Se a Washington prevale l’ottimismo, a Gerusalemme domina la prudenza. Secondo fonti israeliane citate dalla Cnn, l’annuncio di Trump sull’accordo avrebbe colto di sorpresa lo stesso Benjamin Netanyahu durante una riunione sulla sicurezza nazionale. Secondo quanto riferito dall’emittente israeliana Channel 12, che citava una fonte americana, durante l’ultima telefonata del premier israeliano con Trump, il presidente statunitense avrebbe sostenuto che l’accordo in discussione rappresenti un passo positivo e che sia arrivato il momento di mettere fine al conflitto.

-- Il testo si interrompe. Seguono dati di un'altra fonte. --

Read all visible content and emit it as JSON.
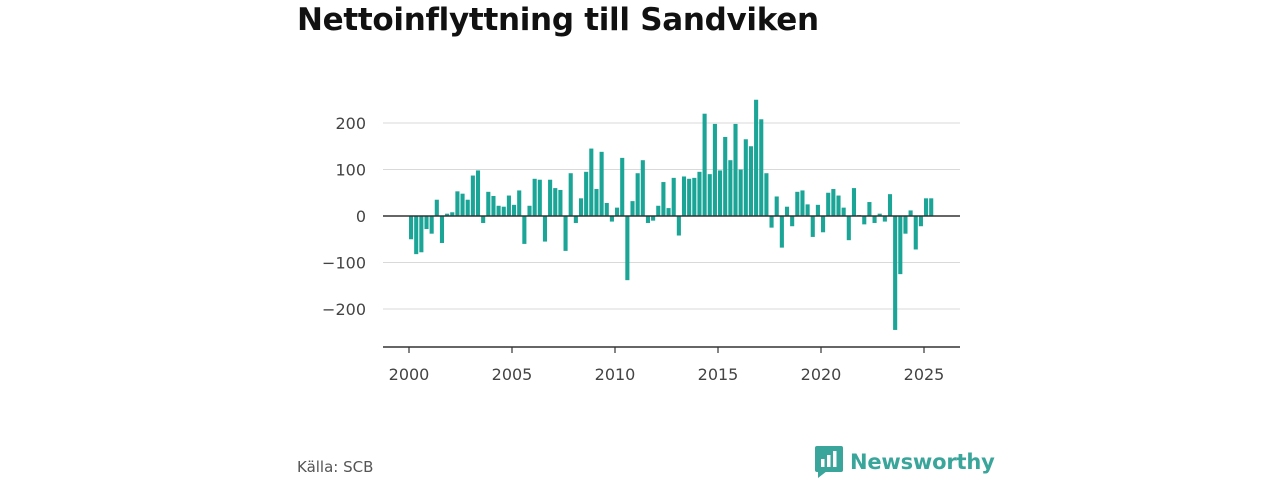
{
  "title": "Nettoinflyttning till Sandviken",
  "source": "Källa: SCB",
  "brand": {
    "name": "Newsworthy",
    "color": "#3aa59b"
  },
  "chart_data": {
    "type": "bar",
    "title": "Nettoinflyttning till Sandviken",
    "xlabel": "",
    "ylabel": "",
    "bar_color": "#1aa597",
    "grid": true,
    "ylim": [
      -280,
      250
    ],
    "yticks": [
      200,
      100,
      0,
      -100,
      -200
    ],
    "ytick_labels": [
      "200",
      "100",
      "0",
      "−100",
      "−200"
    ],
    "xlim": [
      1999.4,
      2026.0
    ],
    "xticks": [
      2000,
      2005,
      2010,
      2015,
      2020,
      2025
    ],
    "xtick_labels": [
      "2000",
      "2005",
      "2010",
      "2015",
      "2020",
      "2025"
    ],
    "series": [
      {
        "values": [
          {
            "x": 2000.1,
            "y": -50
          },
          {
            "x": 2000.35,
            "y": -82
          },
          {
            "x": 2000.6,
            "y": -78
          },
          {
            "x": 2000.85,
            "y": -28
          },
          {
            "x": 2001.1,
            "y": -38
          },
          {
            "x": 2001.35,
            "y": 35
          },
          {
            "x": 2001.6,
            "y": -58
          },
          {
            "x": 2001.85,
            "y": 5
          },
          {
            "x": 2002.1,
            "y": 8
          },
          {
            "x": 2002.35,
            "y": 53
          },
          {
            "x": 2002.6,
            "y": 48
          },
          {
            "x": 2002.85,
            "y": 35
          },
          {
            "x": 2003.1,
            "y": 87
          },
          {
            "x": 2003.35,
            "y": 98
          },
          {
            "x": 2003.6,
            "y": -15
          },
          {
            "x": 2003.85,
            "y": 52
          },
          {
            "x": 2004.1,
            "y": 43
          },
          {
            "x": 2004.35,
            "y": 22
          },
          {
            "x": 2004.6,
            "y": 20
          },
          {
            "x": 2004.85,
            "y": 44
          },
          {
            "x": 2005.1,
            "y": 24
          },
          {
            "x": 2005.35,
            "y": 55
          },
          {
            "x": 2005.6,
            "y": -60
          },
          {
            "x": 2005.85,
            "y": 22
          },
          {
            "x": 2006.1,
            "y": 80
          },
          {
            "x": 2006.35,
            "y": 78
          },
          {
            "x": 2006.6,
            "y": -55
          },
          {
            "x": 2006.85,
            "y": 78
          },
          {
            "x": 2007.1,
            "y": 60
          },
          {
            "x": 2007.35,
            "y": 56
          },
          {
            "x": 2007.6,
            "y": -75
          },
          {
            "x": 2007.85,
            "y": 92
          },
          {
            "x": 2008.1,
            "y": -15
          },
          {
            "x": 2008.35,
            "y": 38
          },
          {
            "x": 2008.6,
            "y": 95
          },
          {
            "x": 2008.85,
            "y": 145
          },
          {
            "x": 2009.1,
            "y": 58
          },
          {
            "x": 2009.35,
            "y": 138
          },
          {
            "x": 2009.6,
            "y": 28
          },
          {
            "x": 2009.85,
            "y": -12
          },
          {
            "x": 2010.1,
            "y": 18
          },
          {
            "x": 2010.35,
            "y": 125
          },
          {
            "x": 2010.6,
            "y": -138
          },
          {
            "x": 2010.85,
            "y": 32
          },
          {
            "x": 2011.1,
            "y": 92
          },
          {
            "x": 2011.35,
            "y": 120
          },
          {
            "x": 2011.6,
            "y": -15
          },
          {
            "x": 2011.85,
            "y": -10
          },
          {
            "x": 2012.1,
            "y": 22
          },
          {
            "x": 2012.35,
            "y": 73
          },
          {
            "x": 2012.6,
            "y": 17
          },
          {
            "x": 2012.85,
            "y": 82
          },
          {
            "x": 2013.1,
            "y": -42
          },
          {
            "x": 2013.35,
            "y": 85
          },
          {
            "x": 2013.6,
            "y": 80
          },
          {
            "x": 2013.85,
            "y": 82
          },
          {
            "x": 2014.1,
            "y": 95
          },
          {
            "x": 2014.35,
            "y": 220
          },
          {
            "x": 2014.6,
            "y": 90
          },
          {
            "x": 2014.85,
            "y": 198
          },
          {
            "x": 2015.1,
            "y": 98
          },
          {
            "x": 2015.35,
            "y": 170
          },
          {
            "x": 2015.6,
            "y": 120
          },
          {
            "x": 2015.85,
            "y": 198
          },
          {
            "x": 2016.1,
            "y": 100
          },
          {
            "x": 2016.35,
            "y": 165
          },
          {
            "x": 2016.6,
            "y": 150
          },
          {
            "x": 2016.85,
            "y": 250
          },
          {
            "x": 2017.1,
            "y": 208
          },
          {
            "x": 2017.35,
            "y": 92
          },
          {
            "x": 2017.6,
            "y": -25
          },
          {
            "x": 2017.85,
            "y": 42
          },
          {
            "x": 2018.1,
            "y": -68
          },
          {
            "x": 2018.35,
            "y": 20
          },
          {
            "x": 2018.6,
            "y": -22
          },
          {
            "x": 2018.85,
            "y": 52
          },
          {
            "x": 2019.1,
            "y": 55
          },
          {
            "x": 2019.35,
            "y": 25
          },
          {
            "x": 2019.6,
            "y": -45
          },
          {
            "x": 2019.85,
            "y": 24
          },
          {
            "x": 2020.1,
            "y": -35
          },
          {
            "x": 2020.35,
            "y": 50
          },
          {
            "x": 2020.6,
            "y": 58
          },
          {
            "x": 2020.85,
            "y": 44
          },
          {
            "x": 2021.1,
            "y": 18
          },
          {
            "x": 2021.35,
            "y": -52
          },
          {
            "x": 2021.6,
            "y": 60
          },
          {
            "x": 2021.85,
            "y": 2
          },
          {
            "x": 2022.1,
            "y": -18
          },
          {
            "x": 2022.35,
            "y": 30
          },
          {
            "x": 2022.6,
            "y": -15
          },
          {
            "x": 2022.85,
            "y": 5
          },
          {
            "x": 2023.1,
            "y": -12
          },
          {
            "x": 2023.35,
            "y": 47
          },
          {
            "x": 2023.6,
            "y": -245
          },
          {
            "x": 2023.85,
            "y": -125
          },
          {
            "x": 2024.1,
            "y": -38
          },
          {
            "x": 2024.35,
            "y": 12
          },
          {
            "x": 2024.6,
            "y": -72
          },
          {
            "x": 2024.85,
            "y": -22
          },
          {
            "x": 2025.1,
            "y": 38
          },
          {
            "x": 2025.35,
            "y": 38
          }
        ]
      }
    ]
  }
}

Le preoccupazioni israeliane trovano conferma negli sviluppi sul terreno. Un convoglio umanitario organizzato dal nunzio apostolico in Libano, monsignor Paolo Borgia, e diretto verso alcuni villaggi cristiani del Sud del Paese, è stato fermato dall’esercito israeliano e costretto a modificare il proprio itinerario. L’episodio si inserisce in un contesto di forte tensione. Secondo le Forze di difesa israeliane, nell’ultima settimana sono stati colpiti circa 310 obiettivi di Hezbollah e neutralizzati 80 miliziani. In questo quadro, il ministro della Difesa Israel Katz ha ribadito che Israele non si ritirerà dalle zone di sicurezza in Libano, Siria e Gaza. Katz ha inoltre affermato che lui e Netanyahu hanno ordinato all’esercito di prepararsi all’eventualità di un’azione autonoma per impedire all’Iran di dotarsi dell’arma nucleare.
La possibile firma rappresenterebbe una svolta storica. Tuttavia, le divergenze tra Washington e Teheran sul contenuto dell’intesa, le tensioni in Libano e le molte riserve israeliane mostrano quanto il percorso verso una stabilizzazione della regione resti fragile e tutt’altro che scontato.